L’idea era quella di una galleria di 11 chilometri, che corre interamente nel territorio di Milano a una profondità variabile, da meno 25 metri a Niguarda fino a meno 4 metri a Ponte Lambro (a cielo aperto nell’ultimo tratto), con una portata di 30 metri cubi al secondo (quando ha funzione di scolmatore e deviatore del Seveso).

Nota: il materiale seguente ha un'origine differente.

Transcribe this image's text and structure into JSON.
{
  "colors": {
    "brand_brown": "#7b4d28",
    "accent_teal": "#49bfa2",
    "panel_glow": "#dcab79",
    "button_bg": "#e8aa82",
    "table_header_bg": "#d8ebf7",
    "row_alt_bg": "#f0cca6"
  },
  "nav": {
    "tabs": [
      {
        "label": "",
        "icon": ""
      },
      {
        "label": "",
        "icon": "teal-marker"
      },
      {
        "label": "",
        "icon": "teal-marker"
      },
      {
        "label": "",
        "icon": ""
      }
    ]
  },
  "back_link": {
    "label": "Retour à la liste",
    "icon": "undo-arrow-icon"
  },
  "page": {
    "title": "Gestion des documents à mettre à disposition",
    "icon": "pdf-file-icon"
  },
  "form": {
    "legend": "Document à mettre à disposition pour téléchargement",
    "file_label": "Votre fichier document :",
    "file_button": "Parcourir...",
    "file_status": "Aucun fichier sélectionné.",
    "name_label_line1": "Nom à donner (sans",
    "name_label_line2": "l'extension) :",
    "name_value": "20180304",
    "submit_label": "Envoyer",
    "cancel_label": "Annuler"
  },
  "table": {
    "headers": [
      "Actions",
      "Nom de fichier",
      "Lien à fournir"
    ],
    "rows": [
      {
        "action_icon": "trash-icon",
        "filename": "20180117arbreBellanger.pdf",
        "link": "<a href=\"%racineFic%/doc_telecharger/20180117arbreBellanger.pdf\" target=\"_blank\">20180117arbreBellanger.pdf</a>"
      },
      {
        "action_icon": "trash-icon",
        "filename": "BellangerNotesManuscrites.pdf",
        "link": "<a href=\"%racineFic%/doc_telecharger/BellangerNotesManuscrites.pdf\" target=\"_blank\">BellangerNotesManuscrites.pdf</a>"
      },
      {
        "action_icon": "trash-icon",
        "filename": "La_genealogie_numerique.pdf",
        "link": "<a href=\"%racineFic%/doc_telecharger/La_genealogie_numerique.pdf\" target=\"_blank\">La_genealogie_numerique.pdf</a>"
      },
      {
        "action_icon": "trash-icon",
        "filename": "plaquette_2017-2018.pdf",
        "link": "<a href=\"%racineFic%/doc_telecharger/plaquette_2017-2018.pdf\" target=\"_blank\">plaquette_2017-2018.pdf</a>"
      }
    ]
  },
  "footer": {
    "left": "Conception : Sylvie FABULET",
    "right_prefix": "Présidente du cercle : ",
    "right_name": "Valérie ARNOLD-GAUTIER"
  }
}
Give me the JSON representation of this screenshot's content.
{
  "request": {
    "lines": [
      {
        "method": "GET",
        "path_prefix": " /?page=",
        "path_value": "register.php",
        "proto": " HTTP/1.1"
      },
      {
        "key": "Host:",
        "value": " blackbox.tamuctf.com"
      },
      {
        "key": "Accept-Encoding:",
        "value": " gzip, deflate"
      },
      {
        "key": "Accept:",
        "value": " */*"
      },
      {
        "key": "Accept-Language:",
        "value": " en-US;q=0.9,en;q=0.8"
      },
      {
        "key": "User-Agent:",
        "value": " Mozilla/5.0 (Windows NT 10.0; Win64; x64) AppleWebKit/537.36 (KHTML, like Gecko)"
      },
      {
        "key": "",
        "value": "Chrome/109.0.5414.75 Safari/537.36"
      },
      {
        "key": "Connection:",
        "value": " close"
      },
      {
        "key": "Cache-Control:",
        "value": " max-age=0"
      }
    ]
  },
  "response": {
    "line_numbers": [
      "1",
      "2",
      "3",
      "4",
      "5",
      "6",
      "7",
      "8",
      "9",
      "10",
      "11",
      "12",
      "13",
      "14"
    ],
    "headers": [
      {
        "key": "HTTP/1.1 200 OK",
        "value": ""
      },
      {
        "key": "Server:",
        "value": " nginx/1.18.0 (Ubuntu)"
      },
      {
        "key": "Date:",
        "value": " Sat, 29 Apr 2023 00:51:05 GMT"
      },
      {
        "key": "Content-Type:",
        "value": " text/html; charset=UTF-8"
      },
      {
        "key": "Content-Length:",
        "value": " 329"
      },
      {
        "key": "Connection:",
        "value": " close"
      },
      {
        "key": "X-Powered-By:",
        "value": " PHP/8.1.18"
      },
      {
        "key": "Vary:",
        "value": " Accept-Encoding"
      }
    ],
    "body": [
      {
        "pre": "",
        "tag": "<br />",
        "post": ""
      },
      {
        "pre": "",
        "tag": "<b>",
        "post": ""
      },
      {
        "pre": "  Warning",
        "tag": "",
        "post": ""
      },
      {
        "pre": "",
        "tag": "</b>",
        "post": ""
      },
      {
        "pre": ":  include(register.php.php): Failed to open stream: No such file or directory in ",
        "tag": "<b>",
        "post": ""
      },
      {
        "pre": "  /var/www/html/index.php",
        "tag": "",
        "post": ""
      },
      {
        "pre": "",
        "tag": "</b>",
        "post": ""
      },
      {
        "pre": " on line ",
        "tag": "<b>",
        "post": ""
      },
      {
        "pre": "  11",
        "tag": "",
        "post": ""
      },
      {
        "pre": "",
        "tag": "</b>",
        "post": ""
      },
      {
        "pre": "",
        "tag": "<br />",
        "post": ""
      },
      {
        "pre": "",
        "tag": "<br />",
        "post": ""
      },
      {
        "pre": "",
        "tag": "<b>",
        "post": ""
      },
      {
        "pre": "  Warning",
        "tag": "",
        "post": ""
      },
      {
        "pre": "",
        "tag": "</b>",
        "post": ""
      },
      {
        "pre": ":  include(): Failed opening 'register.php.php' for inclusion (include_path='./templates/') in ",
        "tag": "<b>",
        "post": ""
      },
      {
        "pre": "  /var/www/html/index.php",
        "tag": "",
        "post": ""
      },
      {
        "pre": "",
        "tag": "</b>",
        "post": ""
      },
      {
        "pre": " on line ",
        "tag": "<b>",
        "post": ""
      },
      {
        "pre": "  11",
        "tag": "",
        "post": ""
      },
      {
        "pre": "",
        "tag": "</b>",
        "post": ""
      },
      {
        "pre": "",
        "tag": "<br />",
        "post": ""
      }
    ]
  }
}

I tecnici premettono che il fiume Lambro debba essere reso «adeguatamente ricettivo», per evitare di spostare il problema in quella zona. La funzione di controllo della falda, spiega la relazione di Mm, serve a «difendere metropolitane e altre opere sotterranee di grande interesse pubblico e privato dall’innalzamento del livello della falda freatica, senza costi di costruzione e gestione di pozzi pubblici». E ancora: il canale avrebbe permesso la salvaguardia delle acque potabili, allontanando gli strati più inquinati. Infine anche i terreni intorno al Lambro sarebbero stati irrigati nei periodi di siccità.
Raccontano ora i tecnici di Mm che all’epoca avevano studiato il progetto: «In periodi normali l’infrastruttura si comporta come un lungo canale, con tanti vantaggi ambientali e energetici, mentre davanti all’onda di piena le elettrovalvole permettono di evitare l’esondazione». Oltre al risparmio, il salto da 25 a 4 metri di profondità della galleria avrebbe prodotto anche energia: l’allora Aem aveva stimato un ricavo di circa 500 chilowatt di potenza, con una resa di 400-500mila euro annuali per la gestione a costo zero dell’intera opera. Questo è il progetto definitivo, datato 2004, costo stimato 70 milioni: metà a carico del Comune, l’altra di Mm. La giunta Albertini lo inserì nel Piano delle opere pubbliche e lo sottopose all’Autorità di bacino del Po, che rispose: è fattibile, ma devono essere rafforzati gli argini del Lambro per circa 5 chilometri.
Serviva, a questo punto, un accordo di programma con le amministrazioni dei Comuni interessati da questa variante. Un tavolo che la giunta di Letizia Moratti non convocherà, né chiederà che venga convocato. Anzi. Nel 2009 il canale scompare dal Piano delle opere del Comune. Palazzo Marino, infatti, ha bisogno di soldi per pagare il prestito obbligazionario lanciato su A2A, quindi dirotta fondi di opere già in progetto. Come, appunto, lo scolmatore. «Alla fine del mio mandato - spiega l’ex sindaco Albertini - l’avevamo indicato come una delle opere a cui dare priorità, e con le privatizzazioni si erano anche trovati i fondi. Peccato, eravamo riusciti a dar forma a un progetto atteso da anni».
E ora, milanesi, mandatela a casa. Questa donnetta sta producendo danni irreparabili, e il brutto, con la mitica Expò 2015 sul fagiolo borlotto, deve ancora arrivare. Persone come la Moratti hanno bisogno di tutto il nostro aiuto e di tutta la nostra solidarietà. Un lungo, lunghissimo, meritato periodo di riposo... Tafanus.